A Canadian research team has developed a novel imaging probe for detecting prostate cancer and prostatic intraepithelial neoplasia (PIN) by synthesizing a fluorescent analogue of ghrelin—an appetite-regulating factor that binds growth hormone secretagogue receptor (GHSR)—with enhanced serum stability.

GHSR, which is responsible for the regulation of growth hormone secretion in the brain and pituitary gland, is differentially expressed in various tumours, including prostate cancer. In the study by Lu and colleagues, binding and uptake of the fluorescein-ghrelin probe were assessed ex vivo in prostate cancer cells and tissue samples from 13 patients with Gleason score 7 tumours.

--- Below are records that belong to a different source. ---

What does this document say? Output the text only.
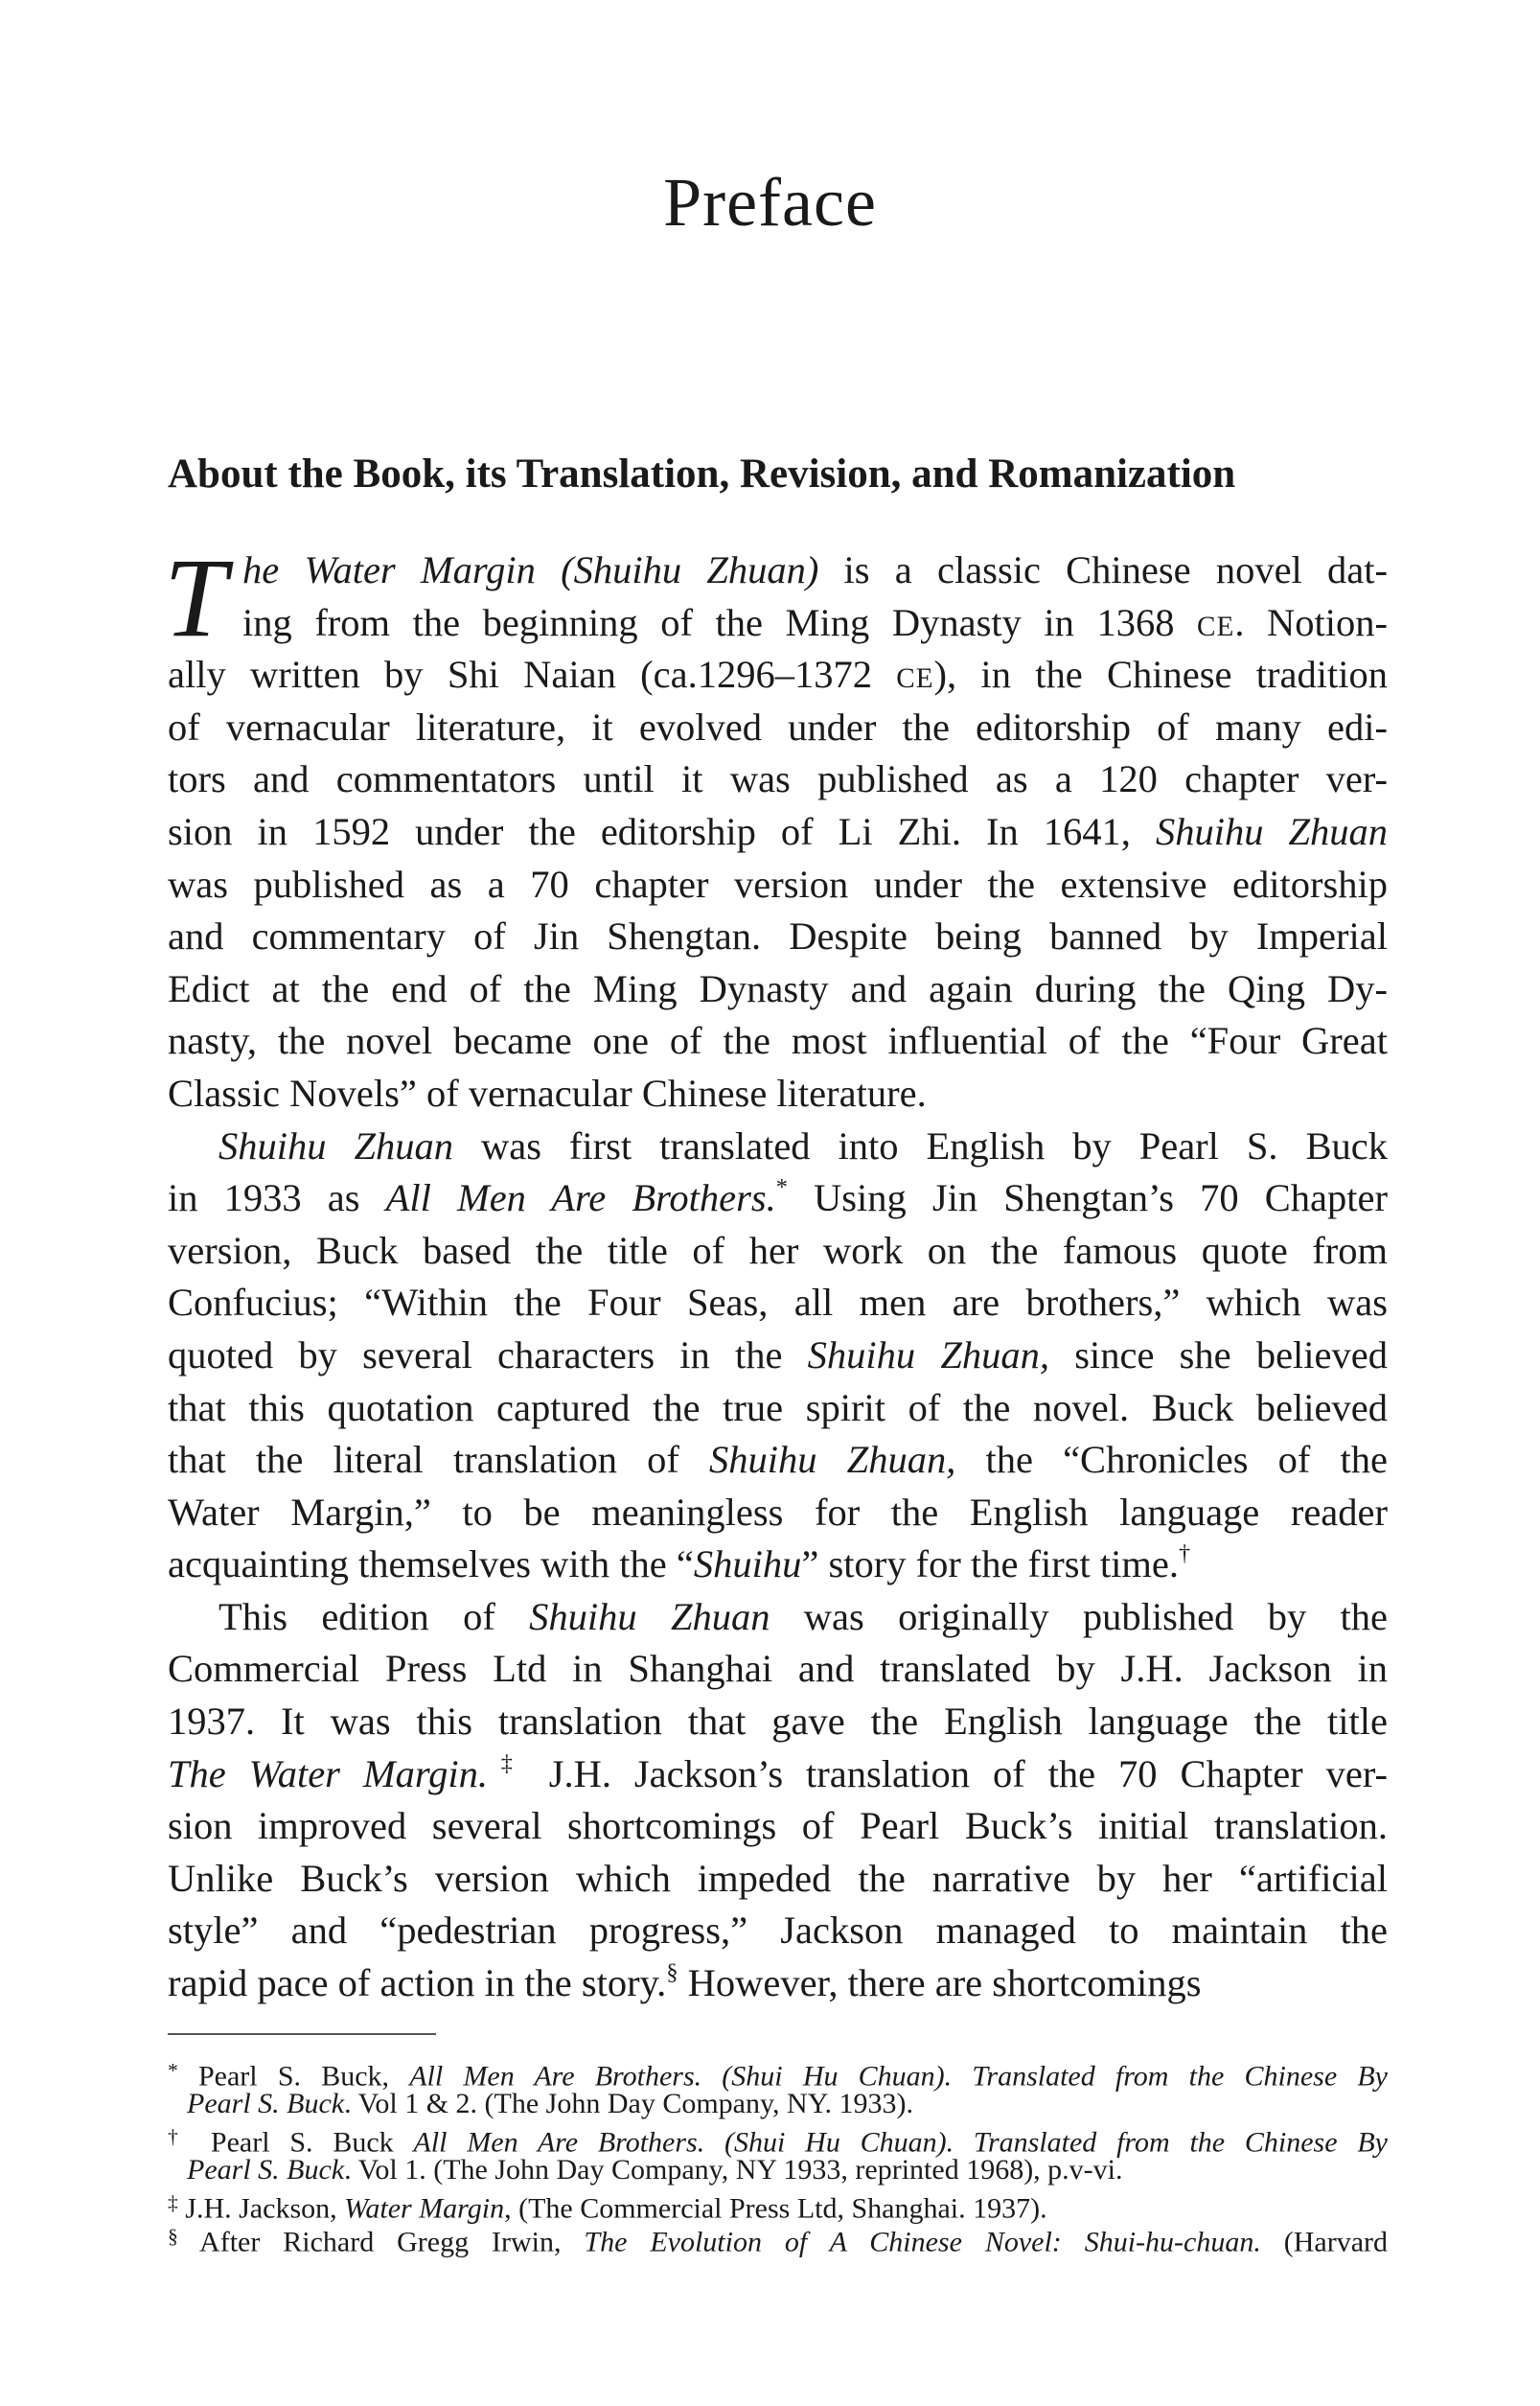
Preface
About the Book, its Translation, Revision, and Romanization
T he Water Margin (Shuihu Zhuan) is a classic Chinese novel dat-
ing from the beginning of the Ming Dynasty in 1368 CE. Notion-
ally written by Shi Naian (ca.1296–1372 CE), in the Chinese tradition
of vernacular literature, it evolved under the editorship of many edi-
tors and commentators until it was published as a 120 chapter ver-
sion in 1592 under the editorship of Li Zhi. In 1641, Shuihu Zhuan
was published as a 70 chapter version under the extensive editorship
and commentary of Jin Shengtan. Despite being banned by Imperial
Edict at the end of the Ming Dynasty and again during the Qing Dy-
nasty, the novel became one of the most influential of the “Four Great
Classic Novels” of vernacular Chinese literature.
Shuihu Zhuan was first translated into English by Pearl S. Buck
in 1933 as All Men Are Brothers.* Using Jin Shengtan’s 70 Chapter
version, Buck based the title of her work on the famous quote from
Confucius; “Within the Four Seas, all men are brothers,” which was
quoted by several characters in the Shuihu Zhuan, since she believed
that this quotation captured the true spirit of the novel. Buck believed
that the literal translation of Shuihu Zhuan, the “Chronicles of the
Water Margin,” to be meaningless for the English language reader
acquainting themselves with the “Shuihu” story for the first time.†
This edition of Shuihu Zhuan was originally published by the
Commercial Press Ltd in Shanghai and translated by J.H. Jackson in
1937. It was this translation that gave the English language the title
The Water Margin.‡ J.H. Jackson’s translation of the 70 Chapter ver-
sion improved several shortcomings of Pearl Buck’s initial translation.
Unlike Buck’s version which impeded the narrative by her “artificial
style” and “pedestrian progress,” Jackson managed to maintain the
rapid pace of action in the story.§ However, there are shortcomings
* Pearl S. Buck, All Men Are Brothers. (Shui Hu Chuan). Translated from the Chinese By
Pearl S. Buck. Vol 1 & 2. (The John Day Company, NY. 1933).
† Pearl S. Buck All Men Are Brothers. (Shui Hu Chuan). Translated from the Chinese By
Pearl S. Buck. Vol 1. (The John Day Company, NY 1933, reprinted 1968), p.v-vi.
‡ J.H. Jackson, Water Margin, (The Commercial Press Ltd, Shanghai. 1937).
§ After Richard Gregg Irwin, The Evolution of A Chinese Novel: Shui-hu-chuan. (Harvard
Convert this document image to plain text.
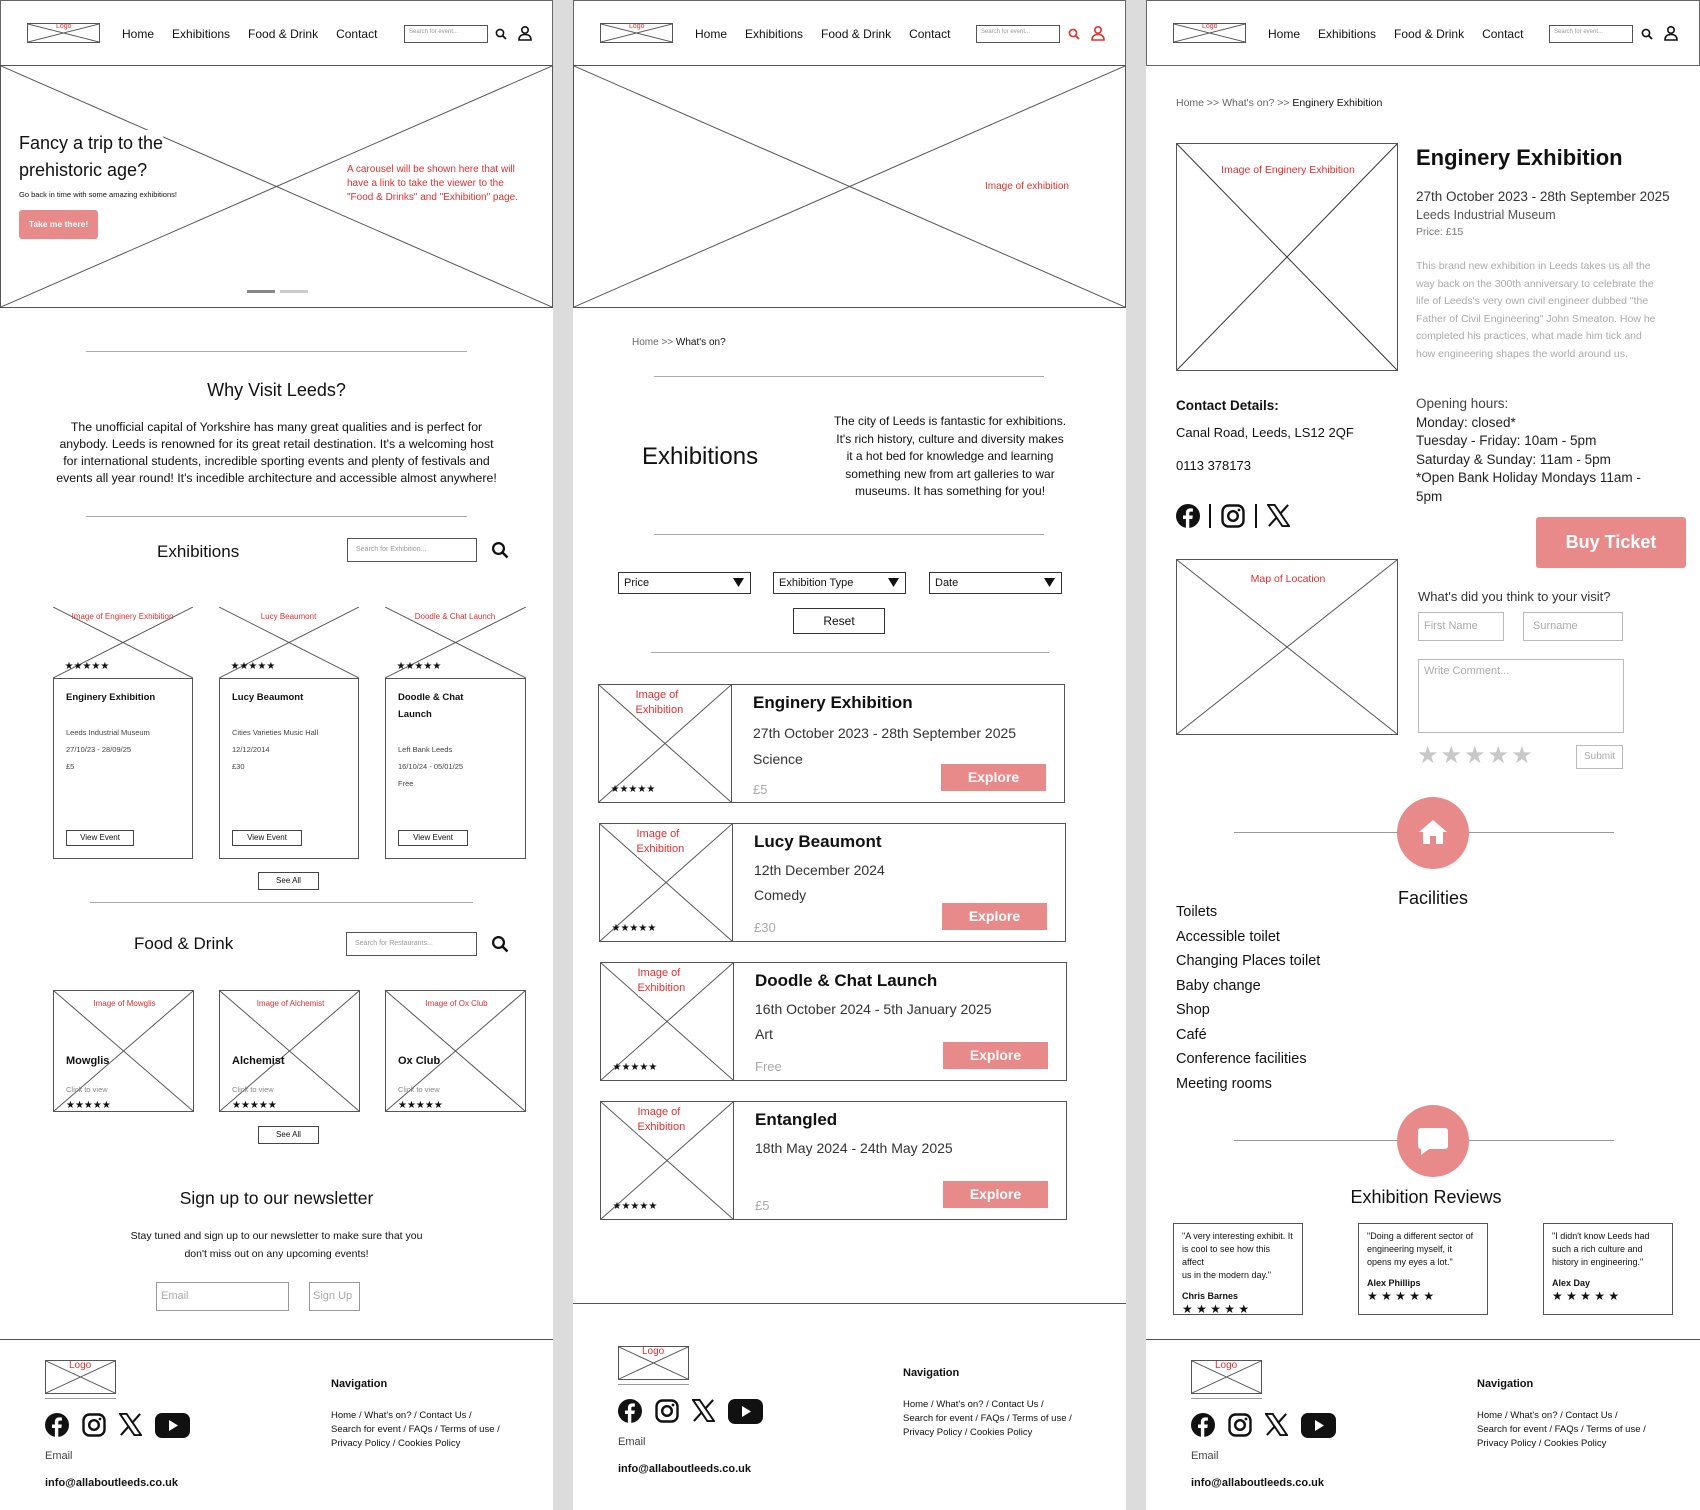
Logo
Home Exhibitions Food & Drink Contact	Search for event...
Fancy a trip to the
prehistoric age?
Go back in time with some amazing exhibitions!
Take me there!
A carousel will be shown here that will
have a link to take the viewer to the
"Food & Drinks" and "Exhibition" page.
Why Visit Leeds?
The unofficial capital of Yorkshire has many great qualities and is perfect for
anybody. Leeds is renowned for its great retail destination. It's a welcoming host
for international students, incredible sporting events and plenty of festivals and
events all year round! It's incedible architecture and accessible almost anywhere!
Exhibitions	Search for Exhibition...
Image of Enginery Exhibition
★★★★★
Enginery Exhibition
Leeds Industrial Museum
27/10/23 - 28/09/25
£5
View Event
Lucy Beaumont
★★★★★
Lucy Beaumont
Cities Varieties Music Hall
12/12/2014
£30
View Event
Doodle & Chat Launch
★★★★★
Doodle & Chat
Launch
Left Bank Leeds
16/10/24 - 05/01/25
Free
View Event
See All
Food & Drink	Search for Restaurants...
Image of Mowglis
Mowglis
Click to view
★★★★★
Image of Alchemist
Alchemist
Click to view
★★★★★
Image of Ox Club
Ox Club
Click to view
★★★★★
See All
Sign up to our newsletter
Stay tuned and sign up to our newsletter to make sure that you
don't miss out on any upcoming events!
Email	Sign Up
Logo
Email
info@allaboutleeds.co.uk
Navigation
Home / What's on? / Contact Us /
Search for event / FAQs / Terms of use /
Privacy Policy / Cookies Policy
Logo
Home Exhibitions Food & Drink Contact	Search for event...
Image of exhibition
Home >> What's on?
Exhibitions
The city of Leeds is fantastic for exhibitions.
It's rich history, culture and diversity makes
it a hot bed for knowledge and learning
something new from art galleries to war
museums. It has something for you!
Price	Exhibition Type	Date
Reset
Image of
Exhibition
★★★★★
Enginery Exhibition
27th October 2023 - 28th September 2025
Science
£5
Explore
Image of
Exhibition
★★★★★
Lucy Beaumont
12th December 2024
Comedy
£30
Explore
Image of
Exhibition
★★★★★
Doodle & Chat Launch
16th October 2024 - 5th January 2025
Art
Free
Explore
Image of
Exhibition
★★★★★
Entangled
18th May 2024 - 24th May 2025
£5
Explore
Logo
Email
info@allaboutleeds.co.uk
Navigation
Home / What's on? / Contact Us /
Search for event / FAQs / Terms of use /
Privacy Policy / Cookies Policy
Logo
Home Exhibitions Food & Drink Contact	Search for event...
Home >> What's on? >> Enginery Exhibition
Image of Enginery Exhibition	Enginery Exhibition
27th October 2023 - 28th September 2025
Leeds Industrial Museum
Price: £15
This brand new exhibition in Leeds takes us all the
way back on the 300th anniversary to celebrate the
life of Leeds's very own civil engineer dubbed "the
Father of Civil Engineering" John Smeaton. How he
completed his practices, what made him tick and
how engineering shapes the world around us.
Contact Details:
Canal Road, Leeds, LS12 2QF
0113 378173
Opening hours:
Monday: closed*
Tuesday - Friday: 10am - 5pm
Saturday & Sunday: 11am - 5pm
*Open Bank Holiday Mondays 11am -
5pm
Buy Ticket
Map of Location
What's did you think to your visit?
First Name	Surname
Write Comment...
★★★★★	Submit
Facilities
Toilets
Accessible toilet
Changing Places toilet
Baby change
Shop
Café
Conference facilities
Meeting rooms
Exhibition Reviews
"A very interesting exhibit. It
is cool to see how this affect
us in the modern day."
Chris Barnes
★ ★ ★ ★ ★
"Doing a different sector of
engineering myself, it
opens my eyes a lot."
Alex Phillips
★ ★ ★ ★ ★
"I didn't know Leeds had
such a rich culture and
history in engineering."
Alex Day
★ ★ ★ ★ ★
Logo
Email
info@allaboutleeds.co.uk
Navigation
Home / What's on? / Contact Us /
Search for event / FAQs / Terms of use /
Privacy Policy / Cookies Policy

Probe signal intensity was 4.7-fold and 1.9-fold higher in regions of cancer and PIN, respectively, than in normal and BPH tissue, indicating high specificity of the probe for both malignant conditions. Although mean signal intensity for prostate cancer was 2.5 times that of PIN, this difference was not statistically significant. The study authors attributed this finding to the wide range of probe uptake values for tumours from different patients (1.5-fold to 28-fold increase over normal glands), suggesting that a ghrelin-based probe could detect disease more effectively in some patients than in others.

...we are optimistic that a ghrelin-based probe could be a useful diagnostic for prostate cancer...

“Despite this wide range, all prostate cancers showed uptake that was greater than the highest values for normal and hyperplastic glands,” says John Lewis, who led the research. “This makes the data quite compelling and we are optimistic that a ghrelin-based probe could be a useful diagnostic for prostate cancer.”

Imaging tools that can reliably predict both the anatomical and biophysical characteristics of prostate cancer are urgently needed. Radiopharmaceutical probes such as 18F-FDG are already in clinical use for patients with breast, colorectal and lung carcinomas, but these are of limited value for prostate cancer.

Elevated uptake of these probes in normal and BPH tissue frequently leads to false-negative results and areas of inflammation—which are common in the aging prostate—increase the risk of false-positive results. “Our work suggests that fluorescein-ghrelin will not be subject to these limitations,” Lewis assures. The team is currently developing a ghrelin analogue probe suitable for in vivo imaging.